Mr. Quansah, who disclosed this in an interview with this reporter in Sunyani Tuesday, said the political authorities, donors and households are ready to invest this much to push the sanitation coverage up, “because in the whole of West Africa we are last but one and it doesn’t auger well because Ghana has done well in so many areas but unfortunately in sanitation we are lagging behind and there is the need to double up ourselves and ensure that we achieve the MDG target.”
He however hastened to add that it is not likely Ghana might achieve the target, adding that the MDG target is only the basic target required for sanitation coverage and not the ultimate.
Mr. Kweku Quansah said “after the MDG we still have to work hard to let our people have decent latrines, and that is what we are working towards, so we should not discourage anybody that we might miss the MDGs.”
According to him, “the most important thing is that it is going to ignite the fire for us to move ahead, and after MDGs attain some of the targets we have set for ourselves and it is important for the sector to do that.”
Speaking to the coverage of water and sanitation issues in Ghana for the past five years, Mr. Kweku Quansah told this reporter that in the sanitation sector Ghana has not been doing well at all.

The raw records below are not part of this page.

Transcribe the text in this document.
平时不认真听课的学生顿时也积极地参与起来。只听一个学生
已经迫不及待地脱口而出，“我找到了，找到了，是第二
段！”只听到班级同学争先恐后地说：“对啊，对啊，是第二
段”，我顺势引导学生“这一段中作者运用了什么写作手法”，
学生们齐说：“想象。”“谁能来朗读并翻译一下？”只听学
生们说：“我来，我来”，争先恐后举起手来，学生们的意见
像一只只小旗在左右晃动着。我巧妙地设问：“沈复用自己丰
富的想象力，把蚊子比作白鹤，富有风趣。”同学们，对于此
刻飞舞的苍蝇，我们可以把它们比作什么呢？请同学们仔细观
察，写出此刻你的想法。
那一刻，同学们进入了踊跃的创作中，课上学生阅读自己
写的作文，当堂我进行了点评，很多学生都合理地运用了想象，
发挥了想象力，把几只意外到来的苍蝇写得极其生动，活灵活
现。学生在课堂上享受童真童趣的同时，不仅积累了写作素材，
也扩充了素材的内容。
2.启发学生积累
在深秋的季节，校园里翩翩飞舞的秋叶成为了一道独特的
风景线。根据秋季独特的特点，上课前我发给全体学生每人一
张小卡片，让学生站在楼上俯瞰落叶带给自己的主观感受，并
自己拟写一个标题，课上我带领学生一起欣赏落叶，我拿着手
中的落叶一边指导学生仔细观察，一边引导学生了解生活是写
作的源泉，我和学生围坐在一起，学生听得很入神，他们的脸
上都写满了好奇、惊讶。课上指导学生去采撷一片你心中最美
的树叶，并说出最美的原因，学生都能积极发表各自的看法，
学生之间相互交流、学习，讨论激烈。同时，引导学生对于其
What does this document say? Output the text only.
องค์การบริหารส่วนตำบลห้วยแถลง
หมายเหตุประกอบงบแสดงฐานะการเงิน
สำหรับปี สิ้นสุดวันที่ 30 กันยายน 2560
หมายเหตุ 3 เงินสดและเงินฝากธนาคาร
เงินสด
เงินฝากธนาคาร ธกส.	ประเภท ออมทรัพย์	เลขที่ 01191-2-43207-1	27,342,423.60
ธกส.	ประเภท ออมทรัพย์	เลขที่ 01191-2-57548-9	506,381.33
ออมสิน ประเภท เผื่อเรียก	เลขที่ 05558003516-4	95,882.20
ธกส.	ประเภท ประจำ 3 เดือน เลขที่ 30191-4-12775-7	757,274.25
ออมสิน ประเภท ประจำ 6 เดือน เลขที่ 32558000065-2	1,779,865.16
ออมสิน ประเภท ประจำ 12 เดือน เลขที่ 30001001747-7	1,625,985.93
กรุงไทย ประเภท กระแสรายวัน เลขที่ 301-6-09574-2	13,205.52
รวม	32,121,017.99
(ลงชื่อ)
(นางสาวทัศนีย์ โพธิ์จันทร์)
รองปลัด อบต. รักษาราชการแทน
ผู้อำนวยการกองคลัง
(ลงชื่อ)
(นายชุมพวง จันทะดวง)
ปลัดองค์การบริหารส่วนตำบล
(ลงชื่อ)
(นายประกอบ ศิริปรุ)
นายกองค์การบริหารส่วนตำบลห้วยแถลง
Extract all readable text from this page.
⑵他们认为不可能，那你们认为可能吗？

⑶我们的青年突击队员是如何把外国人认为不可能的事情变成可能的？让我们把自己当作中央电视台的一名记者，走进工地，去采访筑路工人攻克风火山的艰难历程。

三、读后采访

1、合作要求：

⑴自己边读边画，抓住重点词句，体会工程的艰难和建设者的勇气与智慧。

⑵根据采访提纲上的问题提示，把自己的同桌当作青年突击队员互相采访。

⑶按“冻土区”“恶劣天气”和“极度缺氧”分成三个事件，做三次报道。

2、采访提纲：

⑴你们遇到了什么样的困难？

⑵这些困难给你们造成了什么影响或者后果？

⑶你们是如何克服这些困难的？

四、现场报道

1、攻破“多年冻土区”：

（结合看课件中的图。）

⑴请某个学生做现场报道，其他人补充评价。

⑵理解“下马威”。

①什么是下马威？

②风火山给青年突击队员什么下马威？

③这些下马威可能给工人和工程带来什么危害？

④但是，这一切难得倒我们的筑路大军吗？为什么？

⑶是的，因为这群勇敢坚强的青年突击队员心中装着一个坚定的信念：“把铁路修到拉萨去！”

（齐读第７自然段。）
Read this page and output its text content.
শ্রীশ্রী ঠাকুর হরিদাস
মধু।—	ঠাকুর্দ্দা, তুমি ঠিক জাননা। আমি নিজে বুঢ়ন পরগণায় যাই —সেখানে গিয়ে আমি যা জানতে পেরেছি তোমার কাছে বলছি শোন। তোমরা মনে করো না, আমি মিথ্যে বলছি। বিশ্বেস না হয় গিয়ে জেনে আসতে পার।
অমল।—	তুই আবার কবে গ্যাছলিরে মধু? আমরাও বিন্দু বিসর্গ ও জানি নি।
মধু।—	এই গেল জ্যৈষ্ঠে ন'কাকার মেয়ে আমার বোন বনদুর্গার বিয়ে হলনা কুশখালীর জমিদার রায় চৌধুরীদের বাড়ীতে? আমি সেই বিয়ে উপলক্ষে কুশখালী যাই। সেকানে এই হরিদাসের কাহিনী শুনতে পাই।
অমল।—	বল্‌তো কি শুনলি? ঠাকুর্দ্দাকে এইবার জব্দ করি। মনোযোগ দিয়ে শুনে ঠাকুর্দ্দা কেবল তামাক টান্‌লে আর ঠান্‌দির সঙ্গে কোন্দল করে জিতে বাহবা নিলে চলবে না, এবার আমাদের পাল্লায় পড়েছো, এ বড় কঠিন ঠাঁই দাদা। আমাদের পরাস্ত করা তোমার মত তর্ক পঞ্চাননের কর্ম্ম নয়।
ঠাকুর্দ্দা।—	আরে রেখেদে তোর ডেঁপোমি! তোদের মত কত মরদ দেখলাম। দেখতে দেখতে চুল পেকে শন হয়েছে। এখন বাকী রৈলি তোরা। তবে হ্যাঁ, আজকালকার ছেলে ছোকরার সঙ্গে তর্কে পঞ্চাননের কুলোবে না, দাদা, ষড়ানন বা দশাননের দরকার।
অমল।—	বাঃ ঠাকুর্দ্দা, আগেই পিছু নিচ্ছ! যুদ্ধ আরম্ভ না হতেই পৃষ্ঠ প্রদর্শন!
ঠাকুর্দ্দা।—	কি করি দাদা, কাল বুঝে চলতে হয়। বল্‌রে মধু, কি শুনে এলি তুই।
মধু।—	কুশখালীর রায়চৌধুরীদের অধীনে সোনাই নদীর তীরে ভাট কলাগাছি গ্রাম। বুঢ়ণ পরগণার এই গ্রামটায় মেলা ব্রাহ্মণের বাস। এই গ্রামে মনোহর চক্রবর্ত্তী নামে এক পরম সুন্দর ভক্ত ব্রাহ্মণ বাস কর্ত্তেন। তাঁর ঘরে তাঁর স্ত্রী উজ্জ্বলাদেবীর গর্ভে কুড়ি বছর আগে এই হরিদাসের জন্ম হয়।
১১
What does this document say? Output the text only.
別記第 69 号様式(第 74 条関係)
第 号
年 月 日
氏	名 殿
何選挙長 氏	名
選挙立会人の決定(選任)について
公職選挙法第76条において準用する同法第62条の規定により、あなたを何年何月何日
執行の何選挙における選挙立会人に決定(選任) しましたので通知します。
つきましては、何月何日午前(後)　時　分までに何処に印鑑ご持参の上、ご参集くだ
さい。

He said improved sanitation (improved latrines) in households was around 10%, moved to 11%, while the latest figures released by the Joint Monitoring Platform (JMP) of the World Health Organisation (WHO) and the United Nations Children’s Fund (UNICEF), in collaboration with the Water and Sanitation Monitoring Platform (WSMP) in Ghana pegged the country’s performance at 12.4%.
The programme officer, who was a participant at a two-day Annual Review Workshop of WaterAid, Ghana and its partners, lamented that Ghana is only moving marginally, and that the pace is very slow with respect to improvement in the Water, Sanitation and Hygiene sector. “We need to really double up and this requires funding,” he asserted.
He was very hopeful however, that Government, development partners and individual Ghanaians will make available the needed funds to push the water and sanitation sector forward because sanitation is life, dignity and can improve school-girl education , saying it is at the core centre of the eight MDGs.
Mr. Quansah urged the private sector to be involved, participate and support work in the sector, as 80% of the work in the sanitation sector is ceded to them, adding that because sanitation is about behavioural change, once they assist in attaining that the problems of sanitation would be 50% solved.